I believe another option you could consider if you're up for it, is borrowing against your 401k and investing that money you borrow into a different account. You would have to pay back what you borrow to your 401k, and with interest, however the interest is paid to YOU. so if you borrow say $5k on a 2 year or 4 year note or whatever it is at 4.5% that 4.5% is actually just you paying yourself back and your $5k you borrow from your own account you can invest in higher yield options.
Is it possible to get the money that they invested into it refunded, minus the "matching" money?

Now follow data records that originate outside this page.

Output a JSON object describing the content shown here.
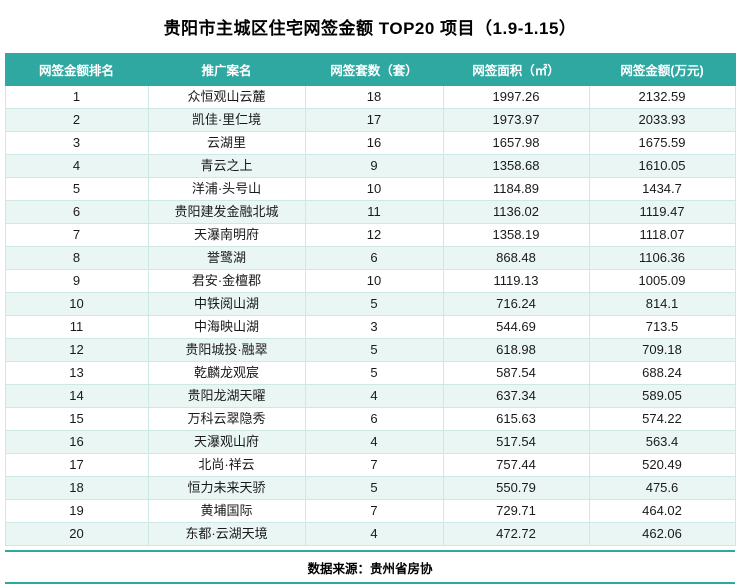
{
  "colors": {
    "accent": "#2FA8A1",
    "row_alt": "#EAF6F4",
    "grid": "#CDE8E5"
  },
  "chart_data": {
    "type": "table",
    "title": "贵阳市主城区住宅网签金额 TOP20 项目（1.9-1.15）",
    "columns": [
      "网签金额排名",
      "推广案名",
      "网签套数（套）",
      "网签面积（㎡）",
      "网签金额(万元)"
    ],
    "rows": [
      [
        "1",
        "众恒观山云麓",
        "18",
        "1997.26",
        "2132.59"
      ],
      [
        "2",
        "凯佳·里仁境",
        "17",
        "1973.97",
        "2033.93"
      ],
      [
        "3",
        "云湖里",
        "16",
        "1657.98",
        "1675.59"
      ],
      [
        "4",
        "青云之上",
        "9",
        "1358.68",
        "1610.05"
      ],
      [
        "5",
        "洋浦·头号山",
        "10",
        "1184.89",
        "1434.7"
      ],
      [
        "6",
        "贵阳建发金融北城",
        "11",
        "1136.02",
        "1119.47"
      ],
      [
        "7",
        "天瀑南明府",
        "12",
        "1358.19",
        "1118.07"
      ],
      [
        "8",
        "誉鹭湖",
        "6",
        "868.48",
        "1106.36"
      ],
      [
        "9",
        "君安·金檀郡",
        "10",
        "1119.13",
        "1005.09"
      ],
      [
        "10",
        "中铁阅山湖",
        "5",
        "716.24",
        "814.1"
      ],
      [
        "11",
        "中海映山湖",
        "3",
        "544.69",
        "713.5"
      ],
      [
        "12",
        "贵阳城投·融翠",
        "5",
        "618.98",
        "709.18"
      ],
      [
        "13",
        "乾麟龙观宸",
        "5",
        "587.54",
        "688.24"
      ],
      [
        "14",
        "贵阳龙湖天曜",
        "4",
        "637.34",
        "589.05"
      ],
      [
        "15",
        "万科云翠隐秀",
        "6",
        "615.63",
        "574.22"
      ],
      [
        "16",
        "天瀑观山府",
        "4",
        "517.54",
        "563.4"
      ],
      [
        "17",
        "北尚·祥云",
        "7",
        "757.44",
        "520.49"
      ],
      [
        "18",
        "恒力未来天骄",
        "5",
        "550.79",
        "475.6"
      ],
      [
        "19",
        "黄埔国际",
        "7",
        "729.71",
        "464.02"
      ],
      [
        "20",
        "东都·云湖天境",
        "4",
        "472.72",
        "462.06"
      ]
    ],
    "source_note": "数据来源：贵州省房协"
  }
}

This part is more complicated for 2 reasons:
a. depends on how your company is setup. if there is a vesting program you'd lose the matching most likely. For example our vesting is a 5 year program. We do an annual "discretionary" contribution to our contributing employees after Christmas. it's our form of "profit sharing" but it's called discretionary matching. if you are a 1 year employee and leave our company or the 401k, 20% of that is yours to keep. if you are a second year employee, 40%. and 5 years, 100%. so if you are in the 401k for 5 years you are fully vested and any contributions the company makes are yours to keep.
b. employees are required to participate in the 401 to receive discretionary contributions. so if there are 100 employees and only 20 are participating and $50k in distributed all $50k goes to the 20 that are participating and 0 to the 80 that aren't. so that's really where you get your ROI on 401k. company contributions.
Lastly, if you pull out your 401k just as a cash out, rather than a loan from your account, you will pay income taxes on it and I believe the additional penalty is 10% on top of that.
there are creative ways to use your 401k but walking away from it entirely is the worst case scenario.